= Okbarites =

Jewish sect founded by Meshwi al-Ukbari

The Okbarites (Al-‘Ukbariyyah), also known as the Mishwaites, (Note: Also Ukbarites, Meshawites.) were a Jewish sect founded by the 9th-century heresiarch Meshwi al-Ukbari (מישויה אלעכברי). (Note: Also transliterated into English as Meswi, Mishawayh, Mâseweihi, and other variants.) The sect derived its name from the city of Ukbara, near Baghdad, said to have been Meshwi's place of residence.

==History==
According to Jacob Qirqisani, Meshwi al-Ukbari lived after Ishmael al-Ukbari; his original name was Moses, but it was converted by his adversaries into "Meshwi" ('one whose ideas are confused'). Judah Hadassi, on the authority of David ibn Merwan al-Muḳammaṣ, gives the name of the founder of the sect as Moses of Baalbek, who is probably identical with Meshwi al-Ukbari.

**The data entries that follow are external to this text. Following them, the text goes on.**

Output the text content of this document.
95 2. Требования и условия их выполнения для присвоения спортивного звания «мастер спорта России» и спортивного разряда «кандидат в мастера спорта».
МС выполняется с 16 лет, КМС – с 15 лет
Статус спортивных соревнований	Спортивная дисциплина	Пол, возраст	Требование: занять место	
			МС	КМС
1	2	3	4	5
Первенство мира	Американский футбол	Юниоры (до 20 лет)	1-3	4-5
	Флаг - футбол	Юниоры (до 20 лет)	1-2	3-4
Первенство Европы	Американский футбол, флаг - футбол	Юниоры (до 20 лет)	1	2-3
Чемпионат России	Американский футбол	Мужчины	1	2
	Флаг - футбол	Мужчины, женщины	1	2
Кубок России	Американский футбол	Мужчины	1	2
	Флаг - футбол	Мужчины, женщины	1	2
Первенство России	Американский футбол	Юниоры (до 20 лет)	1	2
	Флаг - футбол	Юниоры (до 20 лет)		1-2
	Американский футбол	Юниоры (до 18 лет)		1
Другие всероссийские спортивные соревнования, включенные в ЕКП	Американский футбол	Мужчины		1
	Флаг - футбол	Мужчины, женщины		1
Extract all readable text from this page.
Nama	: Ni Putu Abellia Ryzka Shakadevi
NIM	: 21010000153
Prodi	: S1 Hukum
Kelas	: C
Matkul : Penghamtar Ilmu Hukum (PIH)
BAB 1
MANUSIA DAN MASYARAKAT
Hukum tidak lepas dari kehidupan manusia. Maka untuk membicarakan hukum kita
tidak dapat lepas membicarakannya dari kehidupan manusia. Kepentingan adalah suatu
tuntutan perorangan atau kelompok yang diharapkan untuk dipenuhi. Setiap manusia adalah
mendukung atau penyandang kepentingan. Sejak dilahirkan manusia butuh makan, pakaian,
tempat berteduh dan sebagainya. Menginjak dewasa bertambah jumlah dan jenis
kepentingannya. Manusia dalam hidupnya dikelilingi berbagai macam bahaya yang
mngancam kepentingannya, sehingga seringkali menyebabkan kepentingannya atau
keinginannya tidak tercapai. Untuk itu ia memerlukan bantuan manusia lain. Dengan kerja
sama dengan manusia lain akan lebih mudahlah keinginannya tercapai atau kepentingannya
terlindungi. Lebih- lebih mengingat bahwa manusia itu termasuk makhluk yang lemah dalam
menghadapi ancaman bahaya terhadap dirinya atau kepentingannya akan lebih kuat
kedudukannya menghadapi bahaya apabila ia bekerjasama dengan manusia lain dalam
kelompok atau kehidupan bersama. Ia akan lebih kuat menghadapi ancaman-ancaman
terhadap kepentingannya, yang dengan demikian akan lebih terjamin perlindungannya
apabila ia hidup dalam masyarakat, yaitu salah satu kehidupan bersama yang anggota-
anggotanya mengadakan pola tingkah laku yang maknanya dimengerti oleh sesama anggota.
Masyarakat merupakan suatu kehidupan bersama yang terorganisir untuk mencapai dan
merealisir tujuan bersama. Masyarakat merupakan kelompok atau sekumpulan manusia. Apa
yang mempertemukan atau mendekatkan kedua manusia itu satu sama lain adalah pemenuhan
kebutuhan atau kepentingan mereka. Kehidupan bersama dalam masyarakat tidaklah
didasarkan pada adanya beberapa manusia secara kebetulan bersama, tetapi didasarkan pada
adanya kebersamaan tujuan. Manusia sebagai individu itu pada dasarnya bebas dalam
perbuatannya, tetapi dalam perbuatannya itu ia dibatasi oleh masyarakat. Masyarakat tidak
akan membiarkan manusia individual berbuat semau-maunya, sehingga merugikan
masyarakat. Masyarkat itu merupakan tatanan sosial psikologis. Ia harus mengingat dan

From a passage in the Oẓar Neḥmad of the Karaite Tobias ben Moses, Delitzsch concluded that Meshwi embraced Christianity in the later part of his life. Isaac Broydé disputed this, arguing that the sect likely would not have survived the apostasy of its founder, yet Meshwi still had followers at the time of Qirqisani. There is evidence that a Mishwaite community existed in Byzantium as late as the mid-12th century.

==Beliefs==
While no written texts attributed to Meshwi have been discovered, the writings of the group's detractors provide insight into his opinions and teachings.

Meshwi differed in many points from both the Karaite and Rabbinic Judaism, especially in the area of calendation. He apparently fixed a solar thirty-day solar month, and ruled that days were to be counted from morning to morning as opposed to sunset to sunset. Presumably because Yom Kippur is termed "Sabbath of Sabbaths" in the Tanakh, he affirmed that that holiday must always occur on a Shabbat, which would make the Passover fall on Thursday.

He also ordered his followers to turn to the West in praying, instead of in the direction of the Temple. According to Meshwi, it was not allowable to offer sacrifices in the Temple on Shabbat. Contrary to normative halakha, Meshwi is said to have allowed his followers to eat traditionally prohibited animal fats.